File Number SR-BatsBZX-2016-30
Reasons to reject the proposed rule change:
The biggest beneficiarie for this rule proposed rule changes is the WINKLEVOSS BITCOIN TRUST itself.
- Back in 2013 they silently bought 1% of all bitcoins in existance and in the same year proposed the COIN ETF to pump their investment.
https://www.washingtonpost.com/news/the-switch/wp/2013/11/09/the-11-million-in-bitcoins-the-winklevoss-brothers-bought-is-now-worth-32-million/
- WINKLEVOSS's Bitcoin exchange 'Gemini' is a fiasco, the lowest trading volume of known exhanges. The ETF will use 'Gemini' to track the bitcoin price granting free promotion and reputation to the exchange.
- Gemini is not appropriate to track the price because of its very low volume, USA based GDAX would be a more reasonable choice.
Unprecedent risk not listed in the S-1 filling:
The current team of developers of the Bitcoin reference client and protocol named 'Core' are planning a contentious network split under the name UASF which risks are still unknown to the technical community: https://twitter.com/petertoddbtc/status/839048723430797313
Antpool / Bitmain (Biggest miner and Bitcoin company in the world) CEO about UASF: https://twitter.com/JihanWu/status/837912771832393733
Conflict of interests in Bitcoin development causing the eminent contentious hard fork listed in the S-1 filling:
Blockstream is a relatively new for profit corporation founded by 'Core' developers and that hires all other main 'Core' Bitcoin developers and managed to get rid all original Bitcoin developers. Blockstream was mostly funded by AXA. AXA's CEO Henri de Castries is also the Chairmain of The Bilderberg Group turning Bitcoin pontentially under high pressure of the political and banking elite which interests are unknown. The open source project Bitcoin naturally conflicts with the interests of the Banking sector and political elite and the interests of any for profit corporation like Blockstream.

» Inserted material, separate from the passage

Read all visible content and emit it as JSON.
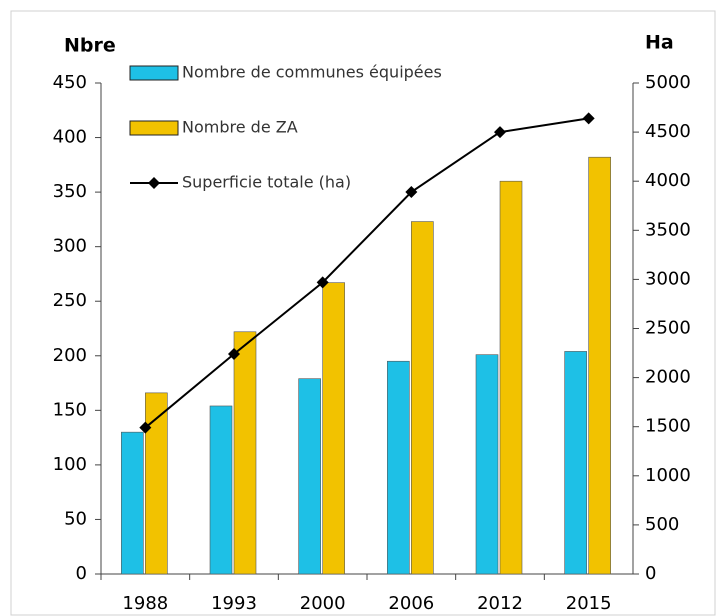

Other reasons to reject the proposed rule change to list the COIN ETF:
Bitcoin's protocol is unfinished under conflicting development.
There is evidence that markets have been manipulated by the exchanges for years, China being the most notorious example until PBOC intervention. The biggest and most influential Bitcoin exchange 'Bitfinex' is located in Hong Kong and incorporated in the Virgin Islands, out of US jurisridction to keep an orderly market.
Mining activity which is the most important component of the Bitcoin network is almost centralized in China where the USA authorities can't reach to protect the miners and consequently protect the ETF investors. If averagely decentralized no protection would be needed.
The production of mining equipment is 100% centralized in China.
Original bitcoin source code contained unfinished online Poker game code from its original creator Satoshi Nakamoto. Look into versions from 0.1.0 to 0.1.4, maybe later ones.
Bitcoin is artifically restricted by 'Core' devlopers at 1MB blocks of transactions and is already operating highly and dangerously over maximum capacity.
Reasons to NOT reject the proposed rule change:
Accidentally or not, Bitcoin is a genius potentially world changing project.
Its units of ownership named 'bitcoin' with the undercase 'b' have the price backed by its utility like any other commodity and as historical usage graphics can show the utility tends to grow very fast but it is being restricted by the widely known and contentious scaling debate.
The ETF provides a safe trading environment to American investors and traders.
The ETF should be approved only after all those problems are solved or alleviated, currently investors would be under very high risk and the ETF should not be approved. Bitcoin itself is under high risk.